In his prepared remarks before the Akron Press Club, Rob Portman never mentioned the prominent Democrat challenging him in a tight race that could determine which party controls the U.S. Senate next year.
Instead, the Cincinnati Republican attacked heroin, a scourge that looms large around Akron and Ohio, and only talked politics in response to questions after the speech.
Portman used his speech Monday to campaign not for his re-election bid — acknowledging former Ohio Gov. Ted Strickland, his opponent, only when asked to — but for bills like the Comprehensive Addiction and Recovery Act, which he first sponsored in 2014 with a Democratic colleague in the Senate.
The legislation would boost funding for drug treatment. It flew through the Senate last month and awaits action in the U.S. House.
“I think he was really smart to do that,” University of Akron professor Dave Cohen said after hearing Portman avoid politics during his half-hour speech.
“He’s not a hard-line ideologue,” Cohen added. “He’s willing to discuss issues and cross party lines if he thinks it’s important.”
Work horse
Portman, a first-term Senator who worked in both Bush administrations as a trade representative and a budget director, served six terms in the U.S. House of Representatives.
He reminded the 150 attendees at the Monday luncheon that he’s visited 200 factories in Ohio, spearheaded efforts to raise awareness of heroin addiction and has backed dozens of successful bills since heading back to Washington, D.C., in 2011 as a pro-business senator.
Politics aside, Cohen called him a “work horse.”

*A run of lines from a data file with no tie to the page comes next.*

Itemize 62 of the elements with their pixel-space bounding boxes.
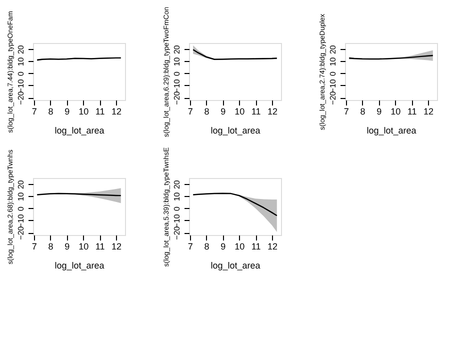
x-axis-title: log_lot_area	[54, 126, 104, 136]
x-tick-label: 12	[423, 106, 434, 116]
line-series	[192, 192, 278, 216]
y-tick-label: 10	[16, 192, 26, 202]
x-tick-label: 10	[234, 242, 245, 252]
y-tick-label: 20	[172, 180, 182, 190]
x-tick-label: 7	[188, 242, 193, 252]
y-tick-label: 20	[16, 180, 26, 190]
x-tick-label: 8	[204, 106, 210, 116]
x-tick-label: 11	[95, 242, 105, 252]
y-tick-label: 10	[328, 56, 338, 66]
y-tick-label: −10	[172, 78, 182, 93]
x-tick-label: 8	[48, 242, 54, 252]
x-tick-label: 12	[111, 106, 122, 116]
x-tick-label: 11	[407, 106, 417, 116]
y-tick-label: 10	[172, 192, 182, 202]
x-tick-label: 7	[344, 106, 349, 116]
x-tick-label: 10	[78, 106, 89, 116]
y-tick-label: 20	[172, 44, 182, 54]
y-tick-label: −10	[16, 78, 26, 93]
y-tick-label: 0	[172, 206, 182, 212]
x-axis-title: log_lot_area	[366, 126, 416, 136]
line-series	[192, 49, 278, 60]
y-tick-label: −20	[172, 226, 182, 240]
x-tick-label: 8	[204, 242, 210, 252]
x-tick-label: 7	[32, 242, 37, 252]
x-tick-label: 12	[267, 106, 278, 116]
y-tick-label: 0	[172, 71, 182, 76]
x-tick-label: 9	[64, 106, 70, 116]
y-tick-label: 10	[172, 56, 182, 66]
x-tick-label: 12	[111, 242, 122, 252]
x-tick-label: 10	[390, 106, 401, 116]
y-tick-label: 20	[328, 44, 338, 54]
x-tick-label: 10	[234, 106, 245, 116]
y-tick-label: −20	[328, 90, 338, 105]
x-tick-label: 7	[188, 106, 193, 116]
x-tick-label: 9	[376, 106, 382, 116]
x-tick-label: 11	[95, 106, 105, 116]
x-axis-title: log_lot_area	[54, 260, 104, 270]
x-axis-title: log_lot_area	[210, 260, 260, 270]
x-tick-label: 9	[220, 106, 226, 116]
y-tick-label: 0	[16, 206, 26, 212]
x-axis-title: log_lot_area	[210, 126, 260, 136]
x-tick-label: 7	[32, 106, 37, 116]
y-tick-label: 0	[16, 71, 26, 76]
x-tick-label: 9	[220, 242, 226, 252]
y-tick-label: −10	[328, 78, 338, 93]
y-tick-label: 0	[328, 71, 338, 76]
y-tick-label: −20	[172, 90, 182, 105]
x-tick-label: 11	[251, 242, 261, 252]
y-tick-label: −10	[16, 214, 26, 228]
x-tick-label: 11	[251, 106, 261, 116]
x-tick-label: 8	[48, 106, 54, 116]
y-tick-label: −10	[172, 214, 182, 228]
x-tick-label: 8	[360, 106, 366, 116]
y-tick-label: −20	[16, 90, 26, 105]
x-tick-label: 9	[64, 242, 70, 252]
x-tick-label: 10	[78, 242, 89, 252]
y-tick-label: −20	[16, 226, 26, 240]
x-tick-label: 12	[267, 242, 278, 252]
y-tick-label: 20	[16, 44, 26, 54]
y-tick-label: 10	[16, 56, 26, 66]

“I feel like you hired me to get stuff done,” Portman told the audience. “We can point to over 40 bills that I have written that have now become law. And for the Republicans in the room who are kind of nervous about me saying that — because President [Barack] Obama signed them — I can tell you they are all good bills that moved the country forward.”
Wages down, jobs up
Taking an indirect shot at Strickland, Portman praised Ohio Gov. John Kasich for turning an $8 billion projected deficit into a $2 billion surplus after inheriting an empty rainy day fund, then adding hundreds of thousands of jobs that had disappeared.
U.S. Bureau of Labor statistics data actually show jobs returning more quickly in the months before Kasich won election in 2010 than immediately after assuming office.
Still, in an interview after the luncheon with the Beacon Journal, Portman criticized Strickland for creating a regulatory environment that drove Ohio jobs to neighboring states, a claim repeated by well-heeled outside groups that support Portman’s re-election bid with million-dollar political advertisements.
Portman recalled companies and jobs that moved away, but he couldn’t quantify job loss due to a crashing financial sector and housing market as America shed millions of jobs.
“I don’t know,” Portman said. “That’s a good question. I don’t know the exact number.”
But the number he routinely uses — 350,000 jobs lost — he repeated to the crowd.
At the same time, Portman acknowledged that average Ohio salaries, down since before Kasich took office, have not recovered. Meanwhile, the cost of living, including health care, continues to climb.
“So you have lower wages and higher expenses … which is actually a squeeze,” Portman said.
Economic cure
To kick Ohio’s economy back into gear, Portman said Ohio must encourage manufacturing jobs that export goods, which he said pay 18 percent more on average.
Washington D.C., he added, can help by ensuring fair trade.
Foreign governments, particularly China, can weaken their currency against the dollar, creating an imbalance that makes American goods more costly and less desirable. Other times, Portman said, foreign governments subsidize and cheapen their exports to undercut American industries, which cannot compete.
“When I talk about trade,” said Portman, tackling a subject that has become a political football between his and Strickland’s campaigns, “I talk about the sweet spot, which is more exports for Ohio, which we can do better on, but also having a level playing field.”
No confirmation
Despite Portman’s accomplishments, the crowd was critical of his refusal to consider Obama’s pick for an open Supreme Court seat, vacated by a conservative judge.
Standing in a line outside Quaker Station, protesters held up signs and shouted “Do your job, Rob.”
Portman didn’t speak of the contentious court nomination that Republican Congressional leadership has demanded is non-negotiable until a new president is elected. But several attendees submitted questions asking Portman why — after meeting last week with Merrick Garland, Obama’s pick — he still refuses to give an up-or-down vote on the Washington, D.C., circuit judge in an appointment only the Senate can make.
“He’s a smart guy. We had a good discussion,” Portman said of the meeting. “I was able to talk to him about a number of issues. But I also talked to him about my view not to have the nomination go forward in this highly partisan atmosphere.”
Portman’s unwillingness to budge on the confirmation vote, which national polling by CBS, CNN and the New York Times shows most Americans support, drew mutters of disapproval from the crowd.